I’ve just download a preview of Ivan Ristic’s latest work: a handbook for mod_security. Readers will recollect that Ivan is both the original developer of mod_security, and author of the most comprehensive existing book on Apache security (reviewed here), so his handbook should be worth a look. He was also tech reviewer for my apache modules book, so I guess I owe him any feedback I can find time for!
As befits a handbook, it’s a lot shorter than his previous book: currently about 100 pages, though that’s with gaps that’ll grow the page count quite a lot when filled. It comes with the promise that it will be continually updated, which clearly favours electronic distribution, though paper will also be available.
The first question I usually ask about a techie book is: what does it add to the documentation available online? A glance at this book suggests, quite a lot. My impression of mod_security hitherto has been that it’s interesting (especially after seeing Ivan’s talk at ApacheCon 2008) but under-documented compared to httpd itself: this book fills a gap.
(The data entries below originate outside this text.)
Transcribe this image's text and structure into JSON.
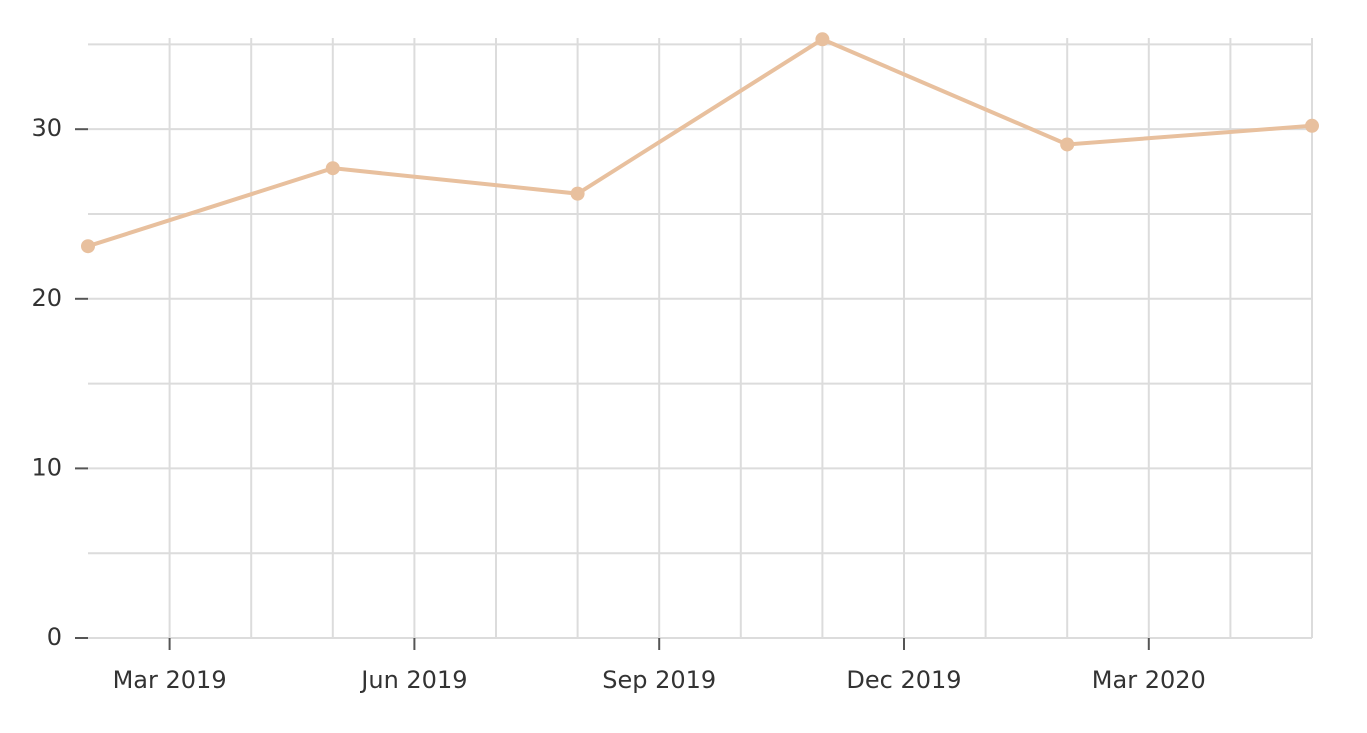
{
  "chart_data": {
    "type": "line",
    "x": [
      "2019-02",
      "2019-05",
      "2019-08",
      "2019-11",
      "2020-02",
      "2020-05"
    ],
    "series": [
      {
        "color": "#e8c09e",
        "values": [
          23.1,
          27.7,
          26.2,
          35.3,
          29.1,
          30.2
        ]
      }
    ],
    "xlim": [
      "2019-02",
      "2020-05"
    ],
    "xticks": [
      {
        "value": "2019-03",
        "label": "Mar 2019"
      },
      {
        "value": "2019-06",
        "label": "Jun 2019"
      },
      {
        "value": "2019-09",
        "label": "Sep 2019"
      },
      {
        "value": "2019-12",
        "label": "Dec 2019"
      },
      {
        "value": "2020-03",
        "label": "Mar 2020"
      }
    ],
    "x_minor_ticks": [
      "2019-04",
      "2019-05",
      "2019-07",
      "2019-08",
      "2019-10",
      "2019-11",
      "2020-01",
      "2020-02",
      "2020-04",
      "2020-05"
    ],
    "ylim": [
      0,
      35.4
    ],
    "yticks": [
      0,
      10,
      20,
      30
    ],
    "y_minor_ticks": [
      5,
      15,
      25,
      35
    ],
    "grid": true
  }
}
It could become the One True reference work on the subject for anyone deploying the module.
For my part, I’ll be looking with particular interest at how he deals with rulesets. They’re the aspect of mod_security that’s outside my core competence as developer and in the realm of the sysop. I don’t believe I have a use for mod_security myself, but a new insight into how he maps use cases to rulesets might provoke me to re-evaluate that.
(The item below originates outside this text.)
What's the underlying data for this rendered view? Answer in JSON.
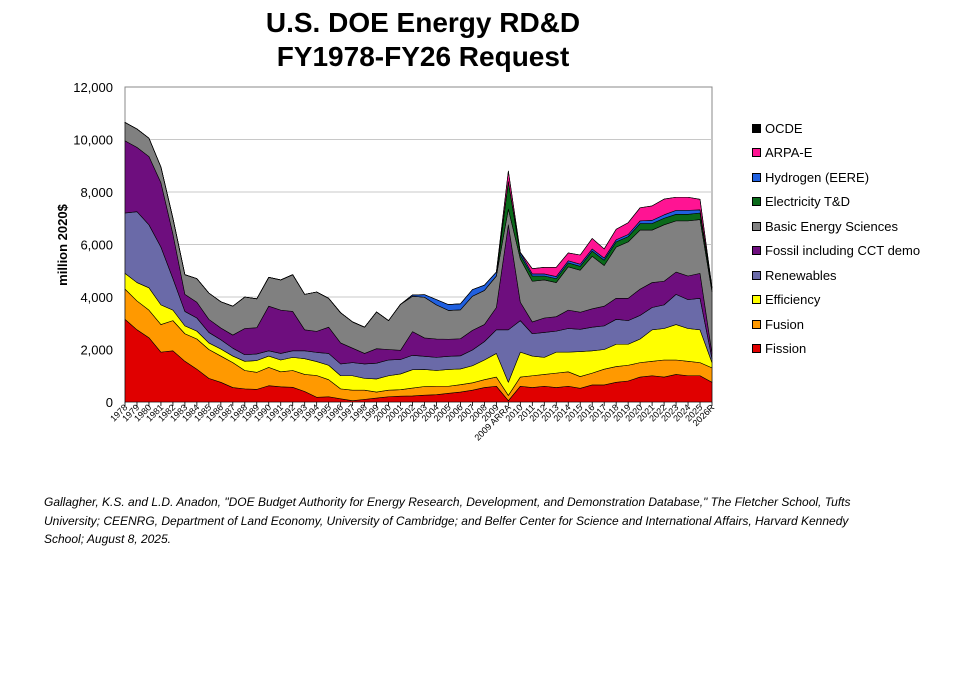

I have one reservation about reading this: I have several ideas for the apache core that very probably duplicate things mod_security offers. No, they wouldn’t be in competition with it, they’d just be offering comparatively minor features: for example, extending the “RequestHeader edit” feature of mod_headers (apply a regexp search-and-replace to incoming request headers) to a security feature. Reading the book runs the risk of my ideas becoming ripoffs of mod_security.